洋子がいなくなると、涼はため息をゆっくりと吐いた。洋子の言う通りだ。ほのかは可愛いし、こんなにも親しくしてくれる。だが実際に親しいのはリョウの方ではないか。いつもいつもリョウの話ばかり聞かされて嬉しい奴なんかいるか。リョウの話をしている時のほのかの目はきらきらと輝いている。
「あたしが風邪をひいた時、早く治りますようにって雪ダルマ作ってくれて、本当に感激したんだよ」
ふうん、と涼はほとんど聞き流している。会ったこともない人物のしたことなんかどうだっていい。ほぼ毎日ほのかはリョウについて話す。それでどれだけ涼が暗い気持ちでいるか、ほのかは知らないだろう。ほのかはリョウの話をすると涼は喜んでくれると思っているのだ。
「いつもありがとね」
にっこりと笑うが、その笑顔を見せるのは自分じゃないだろ、と心の中で呟く。どこかにいるリョウが恨めしかった。初めて仲良くなった男がなぜ自分ではないかと妬ましかった。
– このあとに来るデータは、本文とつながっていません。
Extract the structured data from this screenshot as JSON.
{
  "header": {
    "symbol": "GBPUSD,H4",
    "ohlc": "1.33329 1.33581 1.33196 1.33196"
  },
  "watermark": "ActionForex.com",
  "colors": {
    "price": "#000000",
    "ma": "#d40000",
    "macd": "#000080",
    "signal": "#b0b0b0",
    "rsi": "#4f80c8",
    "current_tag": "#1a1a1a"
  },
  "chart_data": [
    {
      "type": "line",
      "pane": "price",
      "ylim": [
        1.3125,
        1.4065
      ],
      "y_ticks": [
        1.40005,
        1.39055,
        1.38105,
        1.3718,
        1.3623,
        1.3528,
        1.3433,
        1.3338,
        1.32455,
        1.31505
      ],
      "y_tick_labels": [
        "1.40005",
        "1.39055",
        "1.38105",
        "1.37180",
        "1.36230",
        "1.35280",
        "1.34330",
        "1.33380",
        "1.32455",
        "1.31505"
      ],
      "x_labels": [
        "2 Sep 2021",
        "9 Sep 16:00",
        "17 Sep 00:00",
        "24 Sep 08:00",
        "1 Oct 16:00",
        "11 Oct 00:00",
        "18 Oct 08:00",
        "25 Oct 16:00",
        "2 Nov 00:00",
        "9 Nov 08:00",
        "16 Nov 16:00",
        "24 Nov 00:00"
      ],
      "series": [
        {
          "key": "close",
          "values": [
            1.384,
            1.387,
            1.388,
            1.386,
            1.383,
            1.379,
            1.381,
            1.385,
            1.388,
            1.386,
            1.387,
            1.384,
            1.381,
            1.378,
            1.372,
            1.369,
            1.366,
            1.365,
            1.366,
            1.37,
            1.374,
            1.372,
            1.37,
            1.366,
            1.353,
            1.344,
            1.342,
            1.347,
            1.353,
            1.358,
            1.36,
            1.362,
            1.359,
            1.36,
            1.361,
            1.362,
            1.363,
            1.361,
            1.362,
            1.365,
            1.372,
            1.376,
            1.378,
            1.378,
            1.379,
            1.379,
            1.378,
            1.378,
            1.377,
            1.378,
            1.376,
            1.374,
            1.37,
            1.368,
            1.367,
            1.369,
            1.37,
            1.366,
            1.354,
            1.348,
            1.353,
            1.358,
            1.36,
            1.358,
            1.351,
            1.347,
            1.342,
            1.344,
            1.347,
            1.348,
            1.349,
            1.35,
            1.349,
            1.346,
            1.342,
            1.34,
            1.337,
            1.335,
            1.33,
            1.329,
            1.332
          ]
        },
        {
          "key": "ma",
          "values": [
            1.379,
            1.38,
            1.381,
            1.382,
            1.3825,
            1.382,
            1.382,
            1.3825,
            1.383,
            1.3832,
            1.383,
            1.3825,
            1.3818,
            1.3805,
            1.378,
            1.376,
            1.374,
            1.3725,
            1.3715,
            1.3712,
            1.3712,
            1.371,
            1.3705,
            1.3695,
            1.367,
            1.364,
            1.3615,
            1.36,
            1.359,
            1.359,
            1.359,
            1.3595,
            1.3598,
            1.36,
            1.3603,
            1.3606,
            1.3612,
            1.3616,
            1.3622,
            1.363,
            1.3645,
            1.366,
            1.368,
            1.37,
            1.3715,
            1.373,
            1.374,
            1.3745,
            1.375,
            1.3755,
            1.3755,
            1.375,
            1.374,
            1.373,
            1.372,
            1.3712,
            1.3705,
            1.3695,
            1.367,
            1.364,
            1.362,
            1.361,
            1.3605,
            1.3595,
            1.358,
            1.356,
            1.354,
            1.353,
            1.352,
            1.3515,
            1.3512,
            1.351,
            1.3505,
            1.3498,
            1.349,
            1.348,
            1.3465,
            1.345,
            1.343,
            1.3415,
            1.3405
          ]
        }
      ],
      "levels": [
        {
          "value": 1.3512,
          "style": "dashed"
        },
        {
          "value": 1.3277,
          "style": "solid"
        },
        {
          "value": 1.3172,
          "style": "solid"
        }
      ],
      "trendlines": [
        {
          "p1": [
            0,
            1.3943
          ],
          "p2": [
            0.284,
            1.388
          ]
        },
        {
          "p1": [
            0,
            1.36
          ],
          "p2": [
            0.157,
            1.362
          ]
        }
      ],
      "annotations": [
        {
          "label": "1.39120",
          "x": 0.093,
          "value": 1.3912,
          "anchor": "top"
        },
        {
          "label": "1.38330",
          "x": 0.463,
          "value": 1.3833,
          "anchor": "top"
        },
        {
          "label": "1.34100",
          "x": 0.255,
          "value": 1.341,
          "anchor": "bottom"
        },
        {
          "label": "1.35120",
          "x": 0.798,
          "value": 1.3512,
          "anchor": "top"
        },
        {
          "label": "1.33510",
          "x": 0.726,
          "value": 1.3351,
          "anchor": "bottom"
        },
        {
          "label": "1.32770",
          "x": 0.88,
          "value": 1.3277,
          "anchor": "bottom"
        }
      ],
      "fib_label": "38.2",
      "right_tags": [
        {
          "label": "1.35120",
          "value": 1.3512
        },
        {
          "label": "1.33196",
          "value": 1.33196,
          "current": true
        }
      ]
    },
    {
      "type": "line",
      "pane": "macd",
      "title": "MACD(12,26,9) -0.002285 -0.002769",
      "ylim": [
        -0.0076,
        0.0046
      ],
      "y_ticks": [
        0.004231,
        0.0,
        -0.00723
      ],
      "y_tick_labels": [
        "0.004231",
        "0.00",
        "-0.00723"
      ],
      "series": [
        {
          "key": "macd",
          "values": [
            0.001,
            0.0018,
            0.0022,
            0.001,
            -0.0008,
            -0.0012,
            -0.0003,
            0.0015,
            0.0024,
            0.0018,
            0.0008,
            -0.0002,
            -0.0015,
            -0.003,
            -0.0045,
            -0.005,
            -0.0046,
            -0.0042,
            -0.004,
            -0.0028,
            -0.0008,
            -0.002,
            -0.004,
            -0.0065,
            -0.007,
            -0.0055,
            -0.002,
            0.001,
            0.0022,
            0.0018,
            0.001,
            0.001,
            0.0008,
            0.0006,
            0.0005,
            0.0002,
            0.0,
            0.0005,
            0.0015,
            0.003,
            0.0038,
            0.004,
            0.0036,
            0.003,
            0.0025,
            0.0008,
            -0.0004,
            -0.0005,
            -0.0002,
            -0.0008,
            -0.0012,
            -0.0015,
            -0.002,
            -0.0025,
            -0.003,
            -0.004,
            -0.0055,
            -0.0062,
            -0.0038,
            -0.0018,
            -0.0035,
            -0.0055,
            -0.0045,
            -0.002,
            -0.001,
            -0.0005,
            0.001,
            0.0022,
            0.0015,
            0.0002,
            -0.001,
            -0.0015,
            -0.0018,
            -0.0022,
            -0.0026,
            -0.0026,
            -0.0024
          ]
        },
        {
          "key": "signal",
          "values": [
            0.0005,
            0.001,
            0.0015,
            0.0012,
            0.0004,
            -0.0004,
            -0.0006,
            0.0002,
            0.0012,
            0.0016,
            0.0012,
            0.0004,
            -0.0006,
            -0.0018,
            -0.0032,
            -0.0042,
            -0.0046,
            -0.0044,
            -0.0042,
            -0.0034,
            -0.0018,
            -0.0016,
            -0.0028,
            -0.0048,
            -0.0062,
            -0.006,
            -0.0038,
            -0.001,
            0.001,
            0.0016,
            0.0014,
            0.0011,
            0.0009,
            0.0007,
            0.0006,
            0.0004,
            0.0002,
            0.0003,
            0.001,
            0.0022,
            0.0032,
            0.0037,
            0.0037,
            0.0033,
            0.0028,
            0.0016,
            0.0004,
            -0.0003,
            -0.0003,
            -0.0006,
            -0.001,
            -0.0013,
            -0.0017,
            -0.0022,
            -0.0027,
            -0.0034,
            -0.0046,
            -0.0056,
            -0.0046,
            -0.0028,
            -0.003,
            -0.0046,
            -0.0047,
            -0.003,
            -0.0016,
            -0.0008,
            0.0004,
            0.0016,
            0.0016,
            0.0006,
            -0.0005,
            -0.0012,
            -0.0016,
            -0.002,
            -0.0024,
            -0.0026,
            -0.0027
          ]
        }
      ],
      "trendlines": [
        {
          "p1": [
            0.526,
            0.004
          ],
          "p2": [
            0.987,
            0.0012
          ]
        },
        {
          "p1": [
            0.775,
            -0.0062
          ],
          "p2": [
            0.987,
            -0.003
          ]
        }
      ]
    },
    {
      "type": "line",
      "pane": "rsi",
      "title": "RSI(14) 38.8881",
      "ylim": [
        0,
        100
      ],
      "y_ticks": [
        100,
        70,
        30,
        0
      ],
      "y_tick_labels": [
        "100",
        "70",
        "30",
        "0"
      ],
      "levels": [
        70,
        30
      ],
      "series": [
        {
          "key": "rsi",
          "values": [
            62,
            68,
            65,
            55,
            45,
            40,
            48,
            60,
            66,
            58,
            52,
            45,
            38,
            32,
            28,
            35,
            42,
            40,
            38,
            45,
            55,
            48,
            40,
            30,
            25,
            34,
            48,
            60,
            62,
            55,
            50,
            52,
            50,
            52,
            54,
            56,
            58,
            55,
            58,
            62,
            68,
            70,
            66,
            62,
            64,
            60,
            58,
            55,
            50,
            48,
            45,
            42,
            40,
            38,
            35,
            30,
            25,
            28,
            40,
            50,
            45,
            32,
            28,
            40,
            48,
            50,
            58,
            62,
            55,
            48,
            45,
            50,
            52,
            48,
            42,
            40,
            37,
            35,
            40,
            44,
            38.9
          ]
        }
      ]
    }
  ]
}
涼の思いが伝わったらしく、ほのかは急に気を遣い始めた。リョウの話は前よりはしなくなったが、やはり一日に必ずリョウの名前は出てきた。
「なんか……最近元気ないね」
ほのかが心配するように聞いた。「別に」と素っ気なく答えると、じっと見つめながらもう一度言った。
「病気とかじゃないよね?」
はっと涼はほのかを見た。病気という言葉が心の中に引っかかった。涼はほとんど毎日元気に暮らしている。誰かに病気ではないかと聞かれたことはなかった。だが、どこかで同じ台詞を聞いた。確かに、誰かに言われたのだ。
「……病気じゃないから」
無意識に呟くと、ほのかは少しほっとした顔になった。
「何か変な気持ちになったらすぐ言ってね。あたし、精一杯助けるから」
しっかりとした口調でほのかが言った。涼はそのほのかの顔を見つめながら心の中で伝えた。
「お前がもう一人のリョウという人物が誰なのかはっきり言ってくれないから、こうなるんだ」
リョウに苦しめられ、もう何もかもやめてしまいたくなる時もある。もうほのかはリョウのものになっていいとまで考えたりする。もちろんすぐにそれはいけないという警告が頭の隅から聞こえてくるが。
だんだん二人で勉強することが少なくなった。ほのかは寂しそうだが、涼が集中できない。ほのかがそばにいると、またあのおかしな白い世界に行ってしまうかもしれない。涼に嫌われたんだとほのかが思っていたらどうしようと心配していたが、ほのかはいつもと同じく涼のとなりにいた。
とにかく、今涼がするべきことは受験勉強だ。合格できなければほのかに告白できなくなる。ということは成長もできない。絶対にそれだけは避けなくてはいけない。まずは一つ目の壁をクリアするのだ。ほのかも洋子も全て無視して志望校に受かるために努力するだけだ。